Adam’s lips compressed into a thin line. “Lugh’s needs come before Dom’s. Or mine.”
Tell him to go home, Lugh said. If he’s going to go to The Seven Deadlies, he should wait until after the council has had a chance to discuss it.
I relayed the message to Adam, who accepted it without question. Once upon a time, he would have questioned whether the message really came from Lugh, but he knew from experience that I was a shitty liar, so these days he usually took what I said at face value. Someday I’d have to learn to take advantage of that.
I wasn’t surprised that Lugh didn’t let me sleep peacefully until morning. Unlike me, he was a big fan of the therapeutic conversation—though his therapy methods were highly irregular.
I “woke up” in Lugh’s living room, though in reality, my body was still sound asleep and the room was a figment of my imagination. An imagination over which Lugh had total control, I might add. I saw what he wanted me to see, and usually the setting gave me some hint about what kind of conversation we were about to have.
The living room was a relatively neutral setting as long as I wasn’t lying on the couch and there was no fire in the fireplace. That meant he probably wasn’t making an attempt to seduce me, as he would if he’d conjured his bedroom, nor was he going to try to cow me with his authority, as he would if he’d conjured his throne room.
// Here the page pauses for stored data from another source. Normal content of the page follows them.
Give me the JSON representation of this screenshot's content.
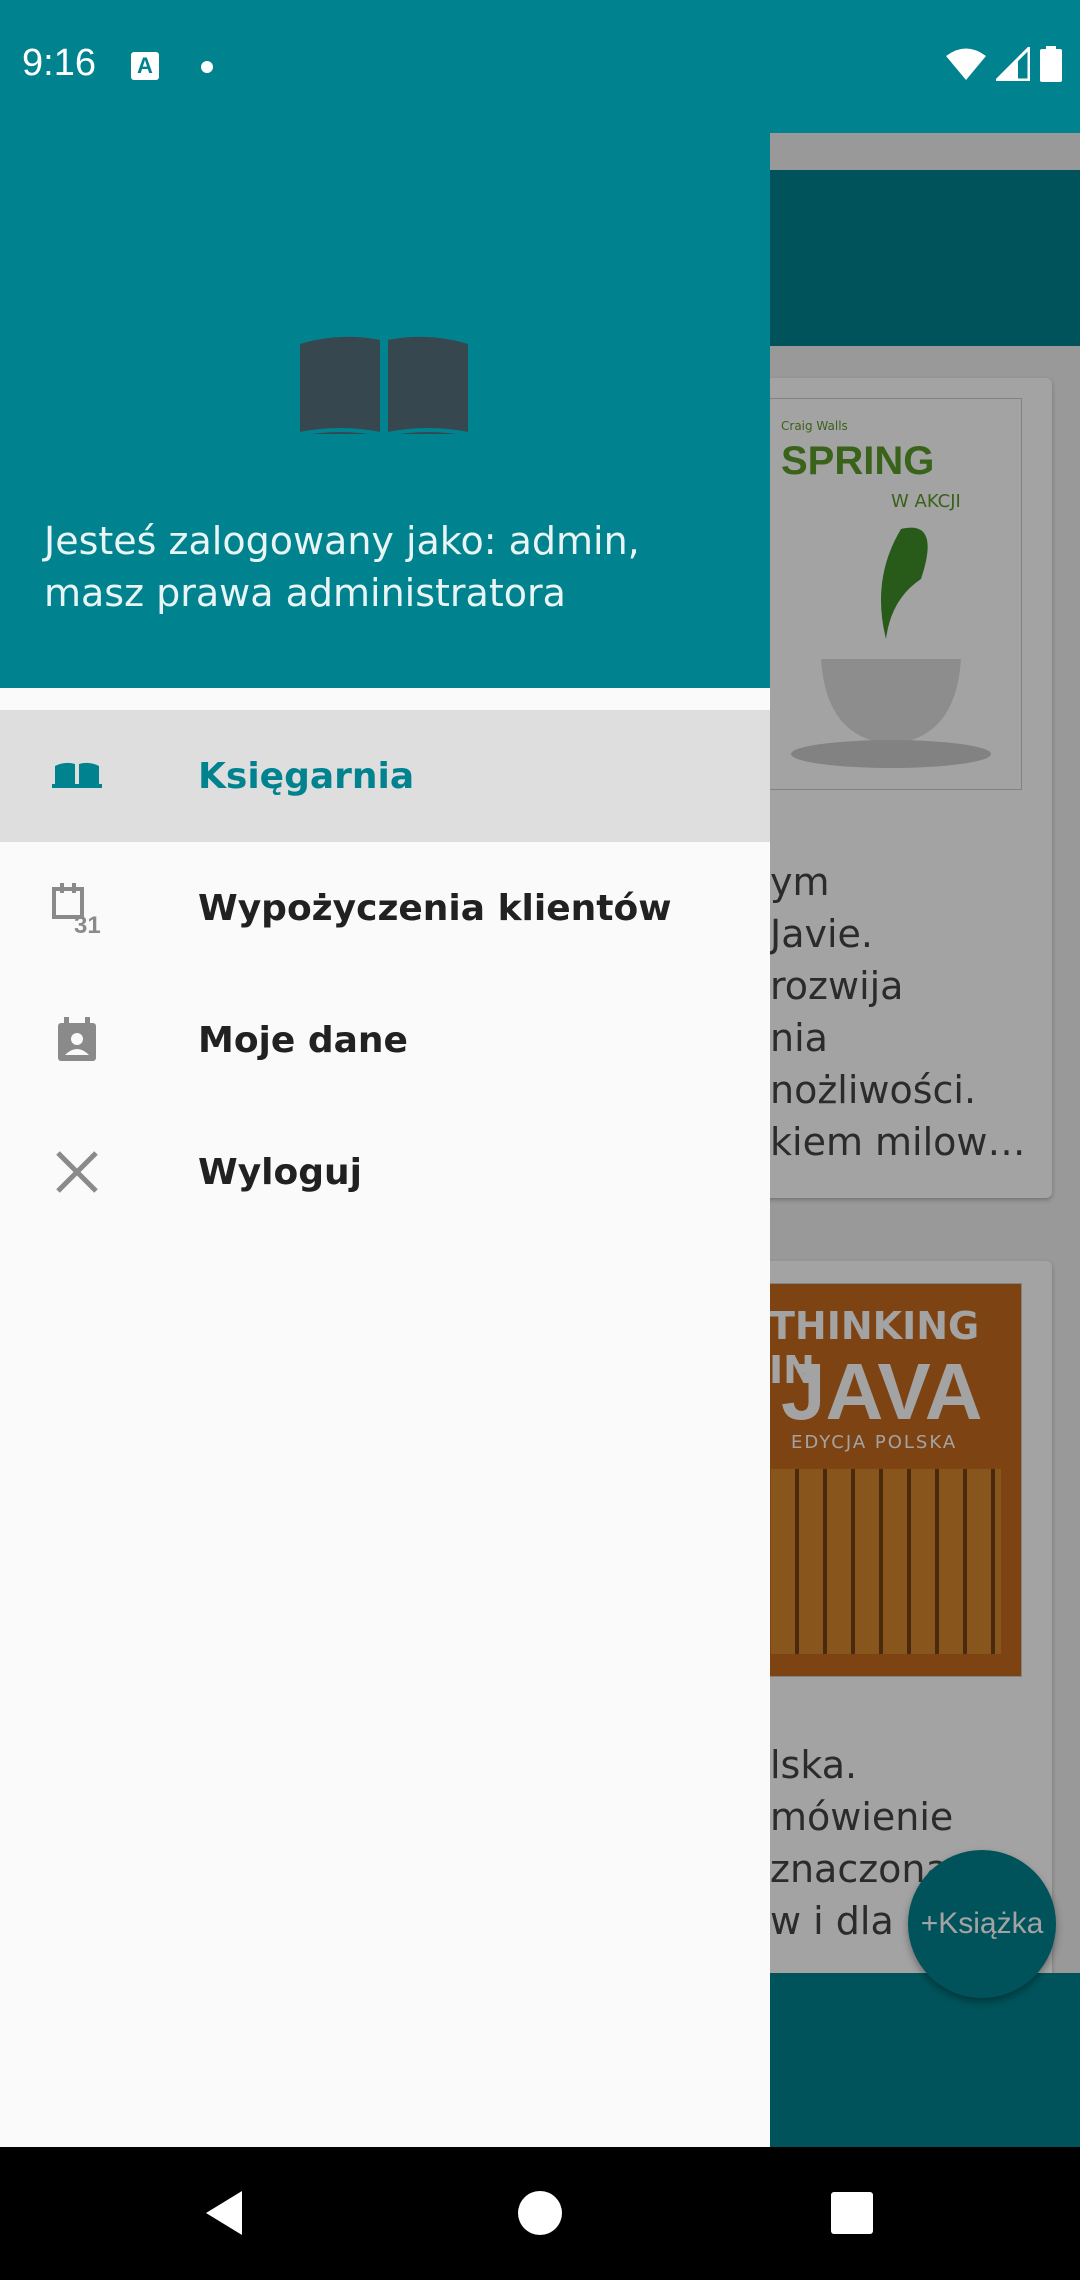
{
  "status_bar": {
    "time": "9:16",
    "notification_letter": "A",
    "icons": [
      "a-notification-icon",
      "dot-icon",
      "wifi-icon",
      "signal-icon",
      "battery-icon"
    ]
  },
  "drawer": {
    "header_text": "Jesteś zalogowany jako: admin, masz prawa administratora",
    "header_icon": "open-book-icon",
    "items": [
      {
        "label": "Księgarnia",
        "icon": "book-icon",
        "active": true
      },
      {
        "label": "Wypożyczenia klientów",
        "icon": "calendar-icon",
        "active": false
      },
      {
        "label": "Moje dane",
        "icon": "contact-icon",
        "active": false
      },
      {
        "label": "Wyloguj",
        "icon": "close-icon",
        "active": false
      }
    ]
  },
  "background": {
    "card1": {
      "cover_author": "Craig Walls",
      "cover_title": "SPRING",
      "cover_subtitle": "W AKCJI",
      "text_lines": [
        "ym",
        "Javie.",
        "rozwija",
        "nia",
        "nożliwości.",
        "kiem milow…"
      ]
    },
    "card2": {
      "cover_title_1": "THINKING IN",
      "cover_title_2": "JAVA",
      "cover_subtitle": "EDYCJA POLSKA",
      "text_lines": [
        "lska.",
        "mówienie",
        "znaczona",
        "w i dla"
      ]
    },
    "fab_label": "+Książka"
  },
  "colors": {
    "primary": "#00838f",
    "active_bg": "#dedede",
    "drawer_bg": "#fafafa"
  },
  "nav_bar": {
    "buttons": [
      "back-icon",
      "home-icon",
      "recents-icon"
    ]
  }
}
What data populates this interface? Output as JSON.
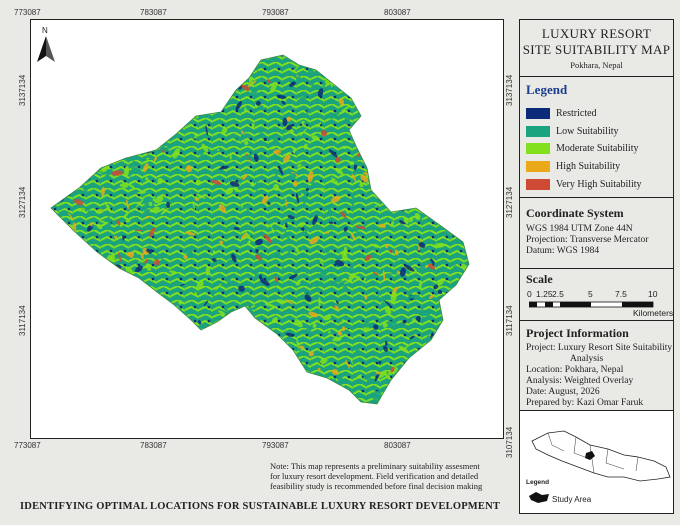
{
  "title": {
    "line1": "LUXURY RESORT",
    "line2": "SITE SUITABILITY MAP",
    "sub": "Pokhara, Nepal"
  },
  "legend": {
    "heading": "Legend",
    "items": [
      {
        "label": "Restricted",
        "color": "#0b2a7a"
      },
      {
        "label": "Low Suitability",
        "color": "#1aa37e"
      },
      {
        "label": "Moderate Suitability",
        "color": "#82e01c"
      },
      {
        "label": "High Suitability",
        "color": "#eaa918"
      },
      {
        "label": "Very High Suitability",
        "color": "#cf4a35"
      }
    ]
  },
  "coordinate_system": {
    "heading": "Coordinate System",
    "line1": "WGS 1984 UTM Zone 44N",
    "line2": "Projection: Transverse Mercator",
    "line3": "Datum: WGS 1984"
  },
  "scale": {
    "heading": "Scale",
    "labels": [
      "0",
      "1.25",
      "2.5",
      "5",
      "7.5",
      "10"
    ],
    "unit": "Kilometers"
  },
  "project": {
    "heading": "Project Information",
    "project_line1": "Project: Luxury Resort Site Suitability",
    "project_line2": "Analysis",
    "location": "Location: Pokhara, Nepal",
    "analysis": "Analysis: Weighted Overlay",
    "date": "Date: August, 2026",
    "prepared": "Prepared by: Kazi Omar Faruk"
  },
  "inset": {
    "legend_label": "Legend",
    "study_area": "Study Area"
  },
  "grid": {
    "top_x": [
      "773087",
      "783087",
      "793087",
      "803087"
    ],
    "bottom_x": [
      "773087",
      "783087",
      "793087",
      "803087"
    ],
    "left_y": [
      "3137134",
      "3127134",
      "3117134"
    ],
    "right_y": [
      "3137134",
      "3127134",
      "3117134",
      "3107134"
    ]
  },
  "north_label": "N",
  "note": {
    "line1": "Note: This map represents a preliminary suitability assesment",
    "line2": "for luxury resort development. Field verification and detailed",
    "line3": "feasibility study is recommended before final decision making"
  },
  "footer_title": "IDENTIFYING OPTIMAL LOCATIONS FOR SUSTAINABLE LUXURY RESORT DEVELOPMENT"
}
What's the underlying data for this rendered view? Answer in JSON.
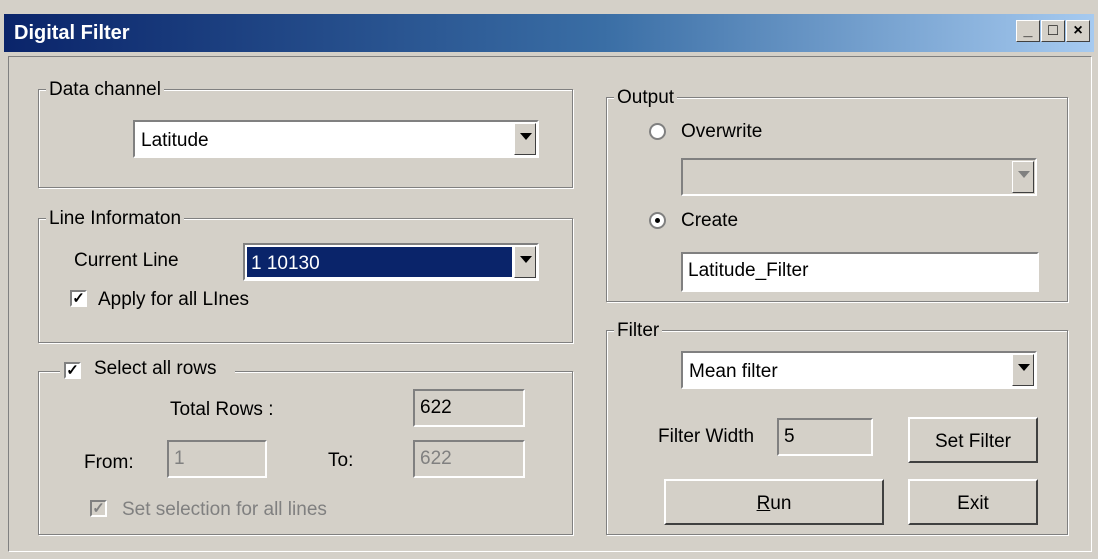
{
  "window": {
    "title": "Digital Filter",
    "minimize": "_",
    "maximize": "□",
    "close": "×"
  },
  "data_channel": {
    "legend": "Data channel",
    "selected": "Latitude"
  },
  "line_info": {
    "legend": "Line Informaton",
    "current_line_label": "Current Line",
    "current_line_value": "1   10130",
    "apply_all_label": "Apply for all LInes",
    "apply_all_checked": true
  },
  "rows": {
    "legend": "Select all rows",
    "select_all_checked": true,
    "total_rows_label": "Total Rows :",
    "total_rows_value": "622",
    "from_label": "From:",
    "from_value": "1",
    "to_label": "To:",
    "to_value": "622",
    "set_selection_label": "Set selection for all lines",
    "set_selection_checked": true
  },
  "output": {
    "legend": "Output",
    "overwrite_label": "Overwrite",
    "overwrite_selected": false,
    "overwrite_value": "",
    "create_label": "Create",
    "create_selected": true,
    "create_value": "Latitude_Filter"
  },
  "filter": {
    "legend": "Filter",
    "selected": "Mean filter",
    "width_label": "Filter Width",
    "width_value": "5",
    "set_filter_label": "Set Filter",
    "run_label": "Run",
    "run_mnemonic": "R",
    "exit_label": "Exit"
  },
  "icons": {
    "dropdown": "chevron-down-icon",
    "check": "check-icon"
  }
}
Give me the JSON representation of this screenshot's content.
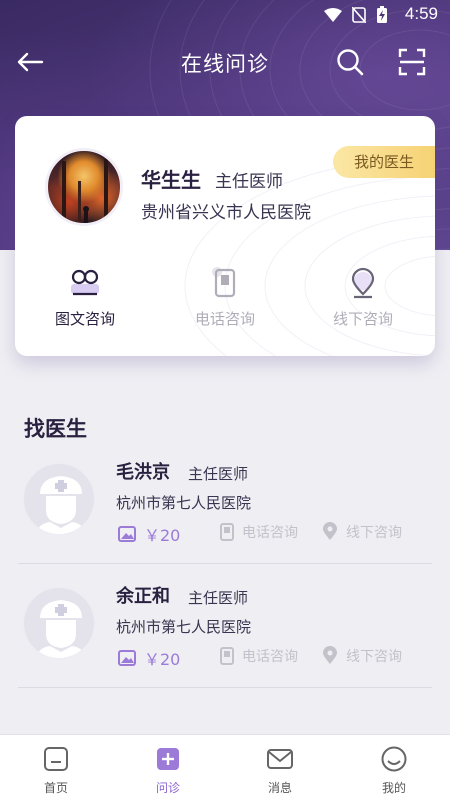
{
  "status_bar": {
    "time": "4:59"
  },
  "nav": {
    "title": "在线问诊"
  },
  "my_doctor": {
    "name": "华生生",
    "title": "主任医师",
    "hospital": "贵州省兴义市人民医院",
    "badge": "我的医生",
    "consult_options": [
      {
        "label": "图文咨询",
        "icon": "chat-icon",
        "active": true
      },
      {
        "label": "电话咨询",
        "icon": "phone-icon",
        "active": false
      },
      {
        "label": "线下咨询",
        "icon": "location-pin-icon",
        "active": false
      }
    ]
  },
  "find_doctor": {
    "title": "找医生",
    "doctors": [
      {
        "name": "毛洪京",
        "title": "主任医师",
        "hospital": "杭州市第七人民医院",
        "price": "￥20",
        "phone_label": "电话咨询",
        "offline_label": "线下咨询"
      },
      {
        "name": "余正和",
        "title": "主任医师",
        "hospital": "杭州市第七人民医院",
        "price": "￥20",
        "phone_label": "电话咨询",
        "offline_label": "线下咨询"
      }
    ]
  },
  "tabs": [
    {
      "label": "首页",
      "icon": "home-icon"
    },
    {
      "label": "问诊",
      "icon": "consult-plus-icon",
      "active": true
    },
    {
      "label": "消息",
      "icon": "mail-icon"
    },
    {
      "label": "我的",
      "icon": "profile-smile-icon"
    }
  ],
  "colors": {
    "accent": "#8a63d2",
    "header": "#4b3576",
    "badge": "#f6d274"
  }
}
Lugh was sitting on his favorite couch, which was upholstered in the softest leather I’d ever encountered. I’d been hosting him for several months now, and I’d seen him—at least, I’d seen the image of himself he created in my dreaming mind—more times than I could count. But that didn’t stop me from feeling a tug of attraction every time I set eyes on him.
He’s about six foot five, with long, raven-black hair, golden skin, and a body to die for. He was eye candy from head to toe, and he liked to dress in such a way as to show off his masculine beauty.
The black leather pants and the knee-high black boots were practically a uniform for him, but what he wore—or didn’t wear—on top changed with his mood. Tonight, he wore a black tuxedo-style shirt, the tiny buttons undone to about the middle of his chest. He smiled at me—the smile that reminded me he knew exactly how I responded to him, no matter how much I wished that I didn’t.
I folded my arms over my chest and declined to sit down. It got incredibly tiresome to talk to someone from whom you could hide absolutely nothing.
Lugh’s smile broadened. “And it gets tiresome to always feel like you have something to hide.”
I answered through gritted teeth. “You know the one way to guarantee that any conversation between us will go badly is to start it by responding to my private thoughts, so why do you do it?”